January 16, 2009 in Features

One month in, hanging out OK

Wsahington Post
 

Dear Carolyn: I’m in a relationship phase that always makes me feel nuts. It’s the space between “being together” and not. One aspect is that the fling started more on the physical end than the “Wow, you have really good morals and we like the same Chinese restaurant” approach. The similar interests, humor and understanding our compatibility came second.

It’s been about a month and it’s understood that we’re exclusive, but I don’t know how to take those steps to feeling secure in what we have without leaving tampons and a toothbrush over there to nudge us in the direction I want to go.

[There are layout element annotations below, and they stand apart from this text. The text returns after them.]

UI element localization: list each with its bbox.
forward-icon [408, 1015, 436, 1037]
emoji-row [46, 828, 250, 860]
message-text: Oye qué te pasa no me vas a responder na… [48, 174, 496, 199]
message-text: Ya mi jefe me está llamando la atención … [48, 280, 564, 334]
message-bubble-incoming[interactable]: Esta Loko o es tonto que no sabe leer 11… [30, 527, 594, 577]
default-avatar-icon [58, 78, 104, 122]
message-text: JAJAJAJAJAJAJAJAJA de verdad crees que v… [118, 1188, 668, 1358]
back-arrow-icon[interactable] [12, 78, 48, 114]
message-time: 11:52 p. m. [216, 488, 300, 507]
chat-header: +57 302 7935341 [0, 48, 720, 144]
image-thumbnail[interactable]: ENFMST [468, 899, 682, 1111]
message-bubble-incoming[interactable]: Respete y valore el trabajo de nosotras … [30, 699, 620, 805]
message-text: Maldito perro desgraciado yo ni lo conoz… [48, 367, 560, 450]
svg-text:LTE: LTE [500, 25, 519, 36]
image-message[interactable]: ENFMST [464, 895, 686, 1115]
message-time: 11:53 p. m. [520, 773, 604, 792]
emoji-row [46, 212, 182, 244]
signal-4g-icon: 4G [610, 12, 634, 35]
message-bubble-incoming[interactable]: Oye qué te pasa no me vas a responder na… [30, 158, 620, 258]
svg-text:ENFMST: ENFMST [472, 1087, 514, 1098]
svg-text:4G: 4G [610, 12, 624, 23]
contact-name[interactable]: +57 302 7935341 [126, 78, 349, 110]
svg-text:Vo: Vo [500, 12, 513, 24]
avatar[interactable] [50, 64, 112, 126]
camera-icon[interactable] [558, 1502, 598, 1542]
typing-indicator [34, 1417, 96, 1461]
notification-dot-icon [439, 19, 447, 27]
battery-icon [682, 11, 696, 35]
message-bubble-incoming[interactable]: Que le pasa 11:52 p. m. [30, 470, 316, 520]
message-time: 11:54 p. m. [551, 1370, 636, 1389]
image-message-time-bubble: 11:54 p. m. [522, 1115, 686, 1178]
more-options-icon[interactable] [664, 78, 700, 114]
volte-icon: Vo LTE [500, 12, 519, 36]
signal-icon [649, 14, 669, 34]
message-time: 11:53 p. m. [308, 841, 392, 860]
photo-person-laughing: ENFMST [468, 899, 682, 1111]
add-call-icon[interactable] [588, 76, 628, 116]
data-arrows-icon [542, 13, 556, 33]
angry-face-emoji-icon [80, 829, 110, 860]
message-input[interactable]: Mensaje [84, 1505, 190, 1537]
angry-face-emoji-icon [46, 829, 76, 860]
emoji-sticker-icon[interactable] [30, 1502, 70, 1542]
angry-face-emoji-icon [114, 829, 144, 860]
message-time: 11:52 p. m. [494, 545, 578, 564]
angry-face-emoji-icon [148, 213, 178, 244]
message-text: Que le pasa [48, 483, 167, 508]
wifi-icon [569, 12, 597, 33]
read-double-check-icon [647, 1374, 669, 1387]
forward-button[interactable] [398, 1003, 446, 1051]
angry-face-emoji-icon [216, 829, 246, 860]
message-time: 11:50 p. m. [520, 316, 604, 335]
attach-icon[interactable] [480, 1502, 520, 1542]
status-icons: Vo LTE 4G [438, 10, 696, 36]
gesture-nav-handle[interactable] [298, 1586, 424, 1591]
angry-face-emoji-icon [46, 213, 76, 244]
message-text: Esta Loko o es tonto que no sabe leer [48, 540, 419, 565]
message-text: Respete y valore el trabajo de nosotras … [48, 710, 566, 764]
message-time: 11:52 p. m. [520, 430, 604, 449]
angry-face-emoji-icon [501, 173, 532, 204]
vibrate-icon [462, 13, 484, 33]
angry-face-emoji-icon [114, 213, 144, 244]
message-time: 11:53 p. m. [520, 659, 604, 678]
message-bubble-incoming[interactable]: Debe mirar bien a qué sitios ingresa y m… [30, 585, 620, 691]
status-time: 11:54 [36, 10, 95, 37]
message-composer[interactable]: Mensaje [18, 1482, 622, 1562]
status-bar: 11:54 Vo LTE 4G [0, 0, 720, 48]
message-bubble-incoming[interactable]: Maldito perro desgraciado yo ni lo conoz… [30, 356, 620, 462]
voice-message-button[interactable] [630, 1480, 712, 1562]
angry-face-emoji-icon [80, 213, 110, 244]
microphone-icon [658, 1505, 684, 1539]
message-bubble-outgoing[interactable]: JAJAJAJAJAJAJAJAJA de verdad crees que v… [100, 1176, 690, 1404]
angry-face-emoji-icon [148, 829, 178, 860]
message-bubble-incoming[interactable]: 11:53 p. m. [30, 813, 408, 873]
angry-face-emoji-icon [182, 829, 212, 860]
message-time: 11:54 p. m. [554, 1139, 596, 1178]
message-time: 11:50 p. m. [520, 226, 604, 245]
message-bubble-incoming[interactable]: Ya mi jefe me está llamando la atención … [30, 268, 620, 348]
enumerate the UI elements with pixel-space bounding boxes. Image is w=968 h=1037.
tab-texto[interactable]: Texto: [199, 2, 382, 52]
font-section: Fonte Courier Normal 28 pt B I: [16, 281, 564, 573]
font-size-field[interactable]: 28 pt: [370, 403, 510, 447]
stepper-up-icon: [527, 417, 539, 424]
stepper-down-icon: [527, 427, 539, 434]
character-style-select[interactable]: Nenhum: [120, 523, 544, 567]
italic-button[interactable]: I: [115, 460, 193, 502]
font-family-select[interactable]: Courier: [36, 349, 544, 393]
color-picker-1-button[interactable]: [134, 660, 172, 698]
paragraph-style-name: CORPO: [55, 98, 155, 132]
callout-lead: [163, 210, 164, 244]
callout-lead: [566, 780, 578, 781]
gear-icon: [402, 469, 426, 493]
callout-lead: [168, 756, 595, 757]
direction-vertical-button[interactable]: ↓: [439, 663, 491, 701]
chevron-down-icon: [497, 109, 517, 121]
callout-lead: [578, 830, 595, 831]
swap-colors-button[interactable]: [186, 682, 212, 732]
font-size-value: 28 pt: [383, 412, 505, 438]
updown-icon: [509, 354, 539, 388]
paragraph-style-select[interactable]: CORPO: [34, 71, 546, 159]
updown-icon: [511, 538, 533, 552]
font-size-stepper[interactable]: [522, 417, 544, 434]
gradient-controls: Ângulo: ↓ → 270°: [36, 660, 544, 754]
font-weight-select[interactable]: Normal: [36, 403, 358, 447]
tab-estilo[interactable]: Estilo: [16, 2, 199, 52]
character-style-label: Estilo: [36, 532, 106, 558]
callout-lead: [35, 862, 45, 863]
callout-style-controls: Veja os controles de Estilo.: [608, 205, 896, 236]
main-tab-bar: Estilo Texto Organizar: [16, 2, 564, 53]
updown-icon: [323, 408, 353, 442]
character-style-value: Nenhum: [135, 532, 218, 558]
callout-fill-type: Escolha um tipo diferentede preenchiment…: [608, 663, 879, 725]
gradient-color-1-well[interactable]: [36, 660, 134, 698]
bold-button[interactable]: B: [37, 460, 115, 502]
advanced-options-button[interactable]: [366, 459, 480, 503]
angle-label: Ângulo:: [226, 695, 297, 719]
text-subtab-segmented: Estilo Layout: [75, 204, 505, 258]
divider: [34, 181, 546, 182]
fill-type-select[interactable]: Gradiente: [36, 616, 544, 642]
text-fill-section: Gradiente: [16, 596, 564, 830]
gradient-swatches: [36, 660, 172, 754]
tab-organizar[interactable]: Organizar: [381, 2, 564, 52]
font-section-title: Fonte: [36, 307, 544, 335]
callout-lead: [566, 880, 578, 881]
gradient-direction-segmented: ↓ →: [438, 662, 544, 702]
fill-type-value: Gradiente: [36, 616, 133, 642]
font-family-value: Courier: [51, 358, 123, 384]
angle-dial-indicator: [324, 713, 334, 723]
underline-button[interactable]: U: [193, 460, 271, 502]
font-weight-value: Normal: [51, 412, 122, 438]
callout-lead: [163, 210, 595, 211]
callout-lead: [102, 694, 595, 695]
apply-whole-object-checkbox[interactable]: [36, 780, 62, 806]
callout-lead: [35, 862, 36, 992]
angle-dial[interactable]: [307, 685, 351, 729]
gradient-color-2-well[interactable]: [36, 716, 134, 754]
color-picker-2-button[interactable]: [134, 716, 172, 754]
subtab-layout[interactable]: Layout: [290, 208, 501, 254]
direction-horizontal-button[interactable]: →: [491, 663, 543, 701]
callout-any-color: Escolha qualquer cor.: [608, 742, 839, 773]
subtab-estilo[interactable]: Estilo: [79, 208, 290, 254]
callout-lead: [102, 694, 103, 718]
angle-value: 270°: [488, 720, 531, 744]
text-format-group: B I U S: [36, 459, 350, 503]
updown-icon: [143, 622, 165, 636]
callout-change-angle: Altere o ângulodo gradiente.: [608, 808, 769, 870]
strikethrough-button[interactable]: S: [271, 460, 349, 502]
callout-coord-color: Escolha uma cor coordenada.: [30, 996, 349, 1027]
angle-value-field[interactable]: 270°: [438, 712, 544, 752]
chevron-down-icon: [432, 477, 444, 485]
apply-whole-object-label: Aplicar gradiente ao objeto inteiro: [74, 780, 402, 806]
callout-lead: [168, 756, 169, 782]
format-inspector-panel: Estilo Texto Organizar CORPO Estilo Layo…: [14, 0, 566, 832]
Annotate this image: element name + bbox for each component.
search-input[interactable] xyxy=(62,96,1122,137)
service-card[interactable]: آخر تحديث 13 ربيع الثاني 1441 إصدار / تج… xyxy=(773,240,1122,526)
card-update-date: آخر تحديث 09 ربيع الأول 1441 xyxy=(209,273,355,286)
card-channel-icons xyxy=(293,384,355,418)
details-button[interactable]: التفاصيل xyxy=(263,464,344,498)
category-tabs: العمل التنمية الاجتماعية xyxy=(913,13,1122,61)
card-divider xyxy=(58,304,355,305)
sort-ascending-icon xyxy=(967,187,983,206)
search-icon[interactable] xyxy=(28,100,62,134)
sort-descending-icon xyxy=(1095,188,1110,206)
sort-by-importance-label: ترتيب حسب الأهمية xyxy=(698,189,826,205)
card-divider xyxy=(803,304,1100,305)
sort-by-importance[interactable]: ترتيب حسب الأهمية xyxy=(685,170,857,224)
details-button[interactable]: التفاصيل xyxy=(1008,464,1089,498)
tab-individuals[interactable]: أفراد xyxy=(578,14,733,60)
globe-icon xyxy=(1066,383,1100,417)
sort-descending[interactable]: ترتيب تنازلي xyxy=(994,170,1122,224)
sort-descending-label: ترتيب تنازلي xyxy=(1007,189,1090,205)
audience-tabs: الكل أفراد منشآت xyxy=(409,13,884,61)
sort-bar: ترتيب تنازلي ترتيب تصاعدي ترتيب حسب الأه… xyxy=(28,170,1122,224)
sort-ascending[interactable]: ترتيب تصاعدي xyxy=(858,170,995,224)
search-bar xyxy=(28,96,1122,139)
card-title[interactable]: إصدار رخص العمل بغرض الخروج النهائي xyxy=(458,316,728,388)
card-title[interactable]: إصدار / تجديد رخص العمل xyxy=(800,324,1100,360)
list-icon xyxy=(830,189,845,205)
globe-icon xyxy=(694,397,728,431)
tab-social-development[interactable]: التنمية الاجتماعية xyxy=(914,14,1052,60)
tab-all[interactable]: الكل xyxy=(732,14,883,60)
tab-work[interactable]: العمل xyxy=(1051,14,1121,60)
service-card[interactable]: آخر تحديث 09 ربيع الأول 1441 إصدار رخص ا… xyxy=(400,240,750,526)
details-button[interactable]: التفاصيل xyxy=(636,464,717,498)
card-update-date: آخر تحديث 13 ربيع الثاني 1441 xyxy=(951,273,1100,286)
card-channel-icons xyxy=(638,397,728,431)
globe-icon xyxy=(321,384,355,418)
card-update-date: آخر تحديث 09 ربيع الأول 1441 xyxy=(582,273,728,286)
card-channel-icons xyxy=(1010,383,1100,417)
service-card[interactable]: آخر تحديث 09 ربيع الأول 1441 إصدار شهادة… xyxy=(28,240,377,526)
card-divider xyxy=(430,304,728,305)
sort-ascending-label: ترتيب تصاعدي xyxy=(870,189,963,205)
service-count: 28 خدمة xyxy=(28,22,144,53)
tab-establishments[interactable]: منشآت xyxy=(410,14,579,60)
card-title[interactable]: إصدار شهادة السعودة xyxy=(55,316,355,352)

He’s generally not much of a question-asker about my life and history, and so our emotional intimacy is less than what I want, mostly because my last relationship ended horribly and I’m hesitant to really share myself until I know I’m in something for real.

Not to pigeonhole men, but I think, as a guy, he’s pretty content with hanging out, sleeping together, eating out, playing guitar and having fun without worrying whether I’m his “girlfriend.” Yet here I am, over-analyzing, feeling a little nuts, but not wanting to show that, lest he run for the hills. Help me out here. – Feeling Nuts

I see your stereotype, and raise you a generalization, a cliche and then a rhetorical question: Your “guy” way of doing things gets a bad rap. What, exactly, is wrong with having fun without worrying whether you’re his girlfriend?

If your concern is the emotional security of the “title,” and its underlying confirmation of shared, transparent intentions toward each other, then that’s certainly valid. However, you’ve been together all of a month. Neither of you has grounds to see this relationship as anything more than pleasant with some possibility of possibilities.

Which brings us back to the attitude you ascribe to him: What better way to celebrate something pleasant than to enjoy it and see where it goes? It’s not easy – especially not for the recently burned. It’s also not without risk.

The risk alone doesn’t make it a bad idea, though. It’s not facing the risk, or thinking you can avoid it by not mentioning your last relationship, or waiting for the other person to say just the right words that you believe will protect you from it – that’s where good hanging out goes bad.

That’s because all of these grant him responsibility for deciding where this relationship goes. You have as much say as he does, so do your half of the job. Decide what pace feels right for the one-month mark, and adjust accordingly. Either make peace with hanging out, or start asking him things you’d like to know, or ask yourself what you need and why.